C’est au lendemain d’une manifestation haute en couleur que je vous écris cette chronique.
Pas moins de 50 000 personnes ont joyeusement défilé samedi dans la capitale danoise pour exiger des «politiques» qu’ils fassent le nécessaire en vue d’en arriver à un accord costaud pour juguler les changements climatiques. Il y avait des Africains, des Asiatiques, des Latino-Américains aussi bien que des Australiens et des Néo-Zélandais. Une vraie petite ONU, quoi!

En parallèle, sur les cinq continents, il y a eu plus de 3 000 vigiles qui réclamaient aussi un accord contraignant. À Montréal, quelques centaines de personnes se sont rassemblées pour «sauver le père Noël». À Québec, les manifestants ont fait parvenir aux députés fédéraux conservateurs de la région quelque 25 000 cartes postales leur demandant d’agir dans ce sens. Un rassemblement s’est également tenu à Saguenay. 

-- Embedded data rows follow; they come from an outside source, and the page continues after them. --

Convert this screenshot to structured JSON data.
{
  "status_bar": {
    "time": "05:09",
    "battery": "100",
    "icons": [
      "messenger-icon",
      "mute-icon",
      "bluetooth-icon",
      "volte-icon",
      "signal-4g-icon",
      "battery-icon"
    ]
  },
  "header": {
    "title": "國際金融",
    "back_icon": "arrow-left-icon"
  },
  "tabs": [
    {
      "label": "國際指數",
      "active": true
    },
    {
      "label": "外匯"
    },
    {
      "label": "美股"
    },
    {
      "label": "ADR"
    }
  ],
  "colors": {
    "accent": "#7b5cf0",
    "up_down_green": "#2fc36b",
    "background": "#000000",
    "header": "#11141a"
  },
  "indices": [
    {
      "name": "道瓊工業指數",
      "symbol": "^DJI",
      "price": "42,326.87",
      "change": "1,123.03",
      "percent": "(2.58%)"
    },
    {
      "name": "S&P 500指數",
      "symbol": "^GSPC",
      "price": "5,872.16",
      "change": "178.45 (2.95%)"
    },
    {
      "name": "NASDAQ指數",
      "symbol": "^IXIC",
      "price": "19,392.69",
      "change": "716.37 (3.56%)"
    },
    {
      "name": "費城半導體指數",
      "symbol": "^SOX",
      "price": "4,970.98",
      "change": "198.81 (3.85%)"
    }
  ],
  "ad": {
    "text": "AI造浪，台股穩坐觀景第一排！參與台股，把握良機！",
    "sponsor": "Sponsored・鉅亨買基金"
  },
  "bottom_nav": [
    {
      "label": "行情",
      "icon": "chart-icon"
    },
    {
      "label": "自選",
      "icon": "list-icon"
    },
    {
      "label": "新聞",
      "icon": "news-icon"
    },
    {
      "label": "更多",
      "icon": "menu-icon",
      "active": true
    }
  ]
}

Les ministres de l’Environ-nement ont commencé à arriver à Copenhague. Plus tard cette semaine, ce seront les chefs d’État qui y débarqueront pour participer à la phase cruciale des négociations. On attend pas moins d’une centaine des plus hauts dirigeants du monde. À Kyoto, il y a 12 ans, il n’y en avait aucun. Une proposition officielle élabore la semaine dernière sera soumise aux ministres et ensuite aux chefs d’État.

De bon augure
Bonne nouvelle : un texte propose, comme l’une des options envisagées, de limiter les hausses de température à 1,5 oC d’ici 2100. Jamais jusqu’ici un texte officiel n’a évoqué si clairement cet objectif de 1,5 oC! C’est pourtant celui qu’il faudrait viser pour éviter un emballement incontrôlable du réchauffement. Yvo de Boer, le plus haut responsable de l’ONU à cette conférence, a déclaré que le protocole de Kyoto «va survivre et doit survivre». Il s’agit là d’une réponse diplomatique, certes, mais sans équivoque pour ceux qui voudraient faire place nette dans le but de se débarrasser des obligations contractées en signant Kyoto. C’est malheureusement le cas du Canada.